Identification of the motor area during awake craniotomy is crucial for preservation of motor function when resecting gliomas located within or close to the motor area or the pyramidal tract. Nevertheless, sometimes the surgeon cannot identify the motor area during awake craniotomy. However, the factors that influence failure to identify the motor area have not been elucidated. The aim of this study was to assess whether tumor localization was correlated with a negative cortical response in motor mapping during awake craniotomy in patients with gliomas located within or close to the motor area or pyramidal tract.

METHODS

Between April 2000 and May 2019 at Tokyo Women’s Medical University, awake craniotomy was performed to preserve motor function in 137 patients with supratentorial glioma. Ninety-one of these patients underwent intraoperative cortical motor mapping for a primary glioma located within or close to the motor area or pyramidal tract and were enrolled in the study.
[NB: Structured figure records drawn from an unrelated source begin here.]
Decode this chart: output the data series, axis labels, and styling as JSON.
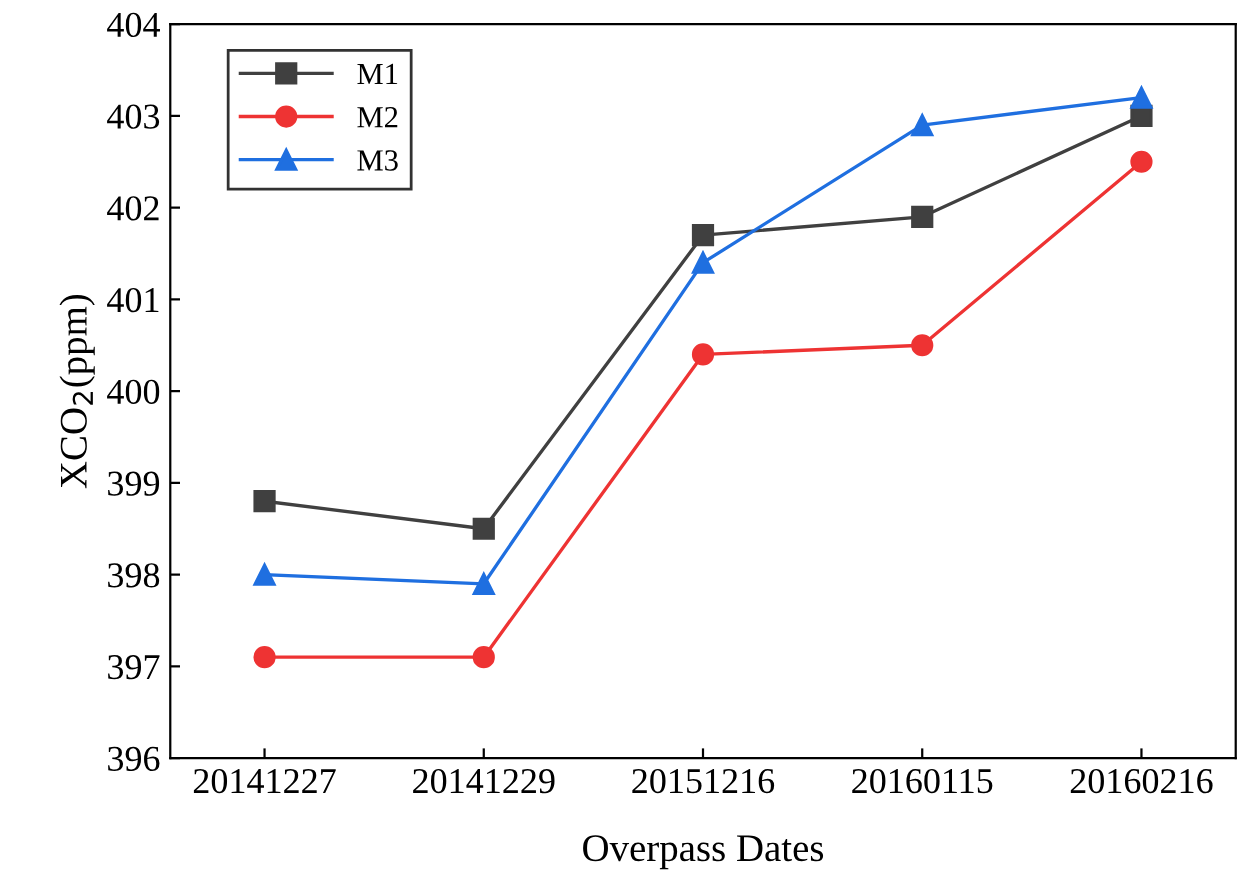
{
  "chart_data": {
    "type": "line",
    "xlabel": "Overpass Dates",
    "ylabel": "XCO$_{2}$(ppm)",
    "categories": [
      "20141227",
      "20141229",
      "20151216",
      "20160115",
      "20160216"
    ],
    "ylim": [
      396,
      404
    ],
    "yticks": [
      396,
      397,
      398,
      399,
      400,
      401,
      402,
      403,
      404
    ],
    "grid": false,
    "legend": "top left",
    "line_style": "solid",
    "series": [
      {
        "name": "M1",
        "color": "#404040",
        "marker": "square",
        "values": [
          398.8,
          398.5,
          401.7,
          401.9,
          403.0
        ]
      },
      {
        "name": "M2",
        "color": "#ee3333",
        "marker": "circle",
        "values": [
          397.1,
          397.1,
          400.4,
          400.5,
          402.5
        ]
      },
      {
        "name": "M3",
        "color": "#1f6fe0",
        "marker": "triangle",
        "values": [
          398.0,
          397.9,
          401.4,
          402.9,
          403.2
        ]
      }
    ]
  }
}
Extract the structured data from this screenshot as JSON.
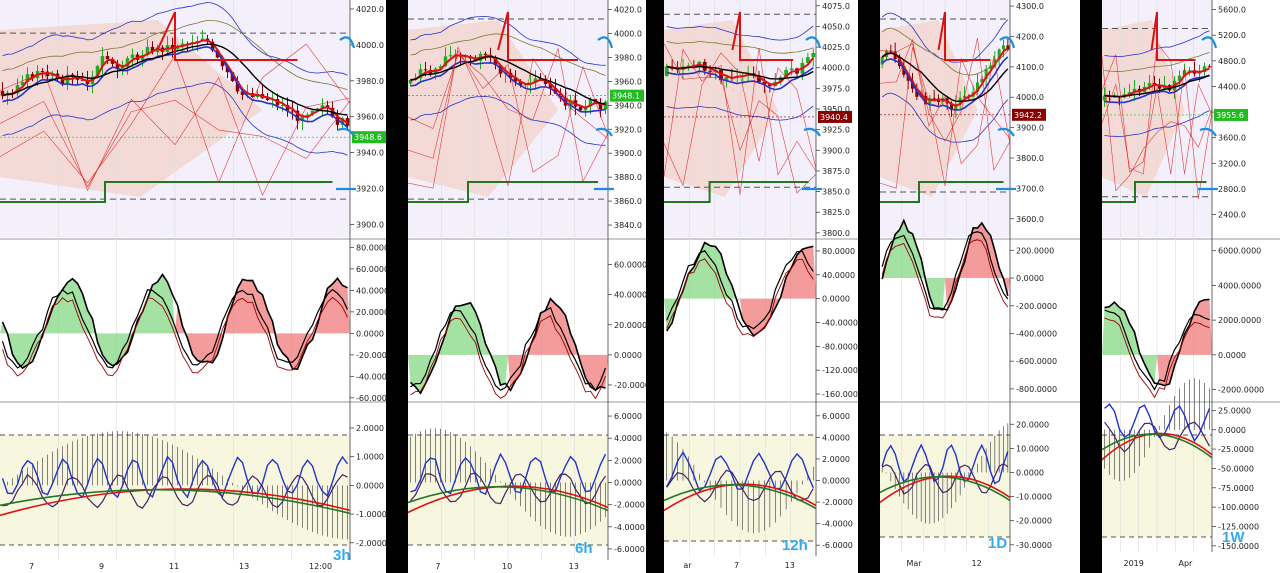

MRI was used to evaluate whether or not the tumors were localized to or involved the precentral gyrus. The authors performed motor functional mapping with electrical stimulation during awake craniotomy and evaluated the correlation between identification of the motor area and various clinical characteristics, including localization to the precentral gyrus.

RESULTS

Thirty-four of the 91 patients had tumors that were localized to the precentral gyrus. The mean extent of resection was 89.4%. Univariate analyses revealed that identification of the motor area correlated significantly with age and localization to the precentral gyrus. Multivariate analyses showed that older age (≥ 45 years), larger tumor volume (> 35.5 cm3), and localization to the precentral gyrus were significantly correlated with failure to identify the motor area (p = 0.0021, 0.0484, and 0.0015, respectively). Localization to the precentral gyrus showed the highest odds ratio (14.135) of all regressors.

CONCLUSIONS

Identification of the motor area can be difficult when a supratentorial glioma is localized to the precentral gyrus. The authors’ findings are important when performing awake craniotomy for glioma located within or close to the motor area or the pyramidal tract. A combination of transcortical motor evoked potential monitoring and awake craniotomy including subcortical motor mapping may be needed for removal of gliomas showing negative responses in the motor area to preserve the motor-related subcortical fibers.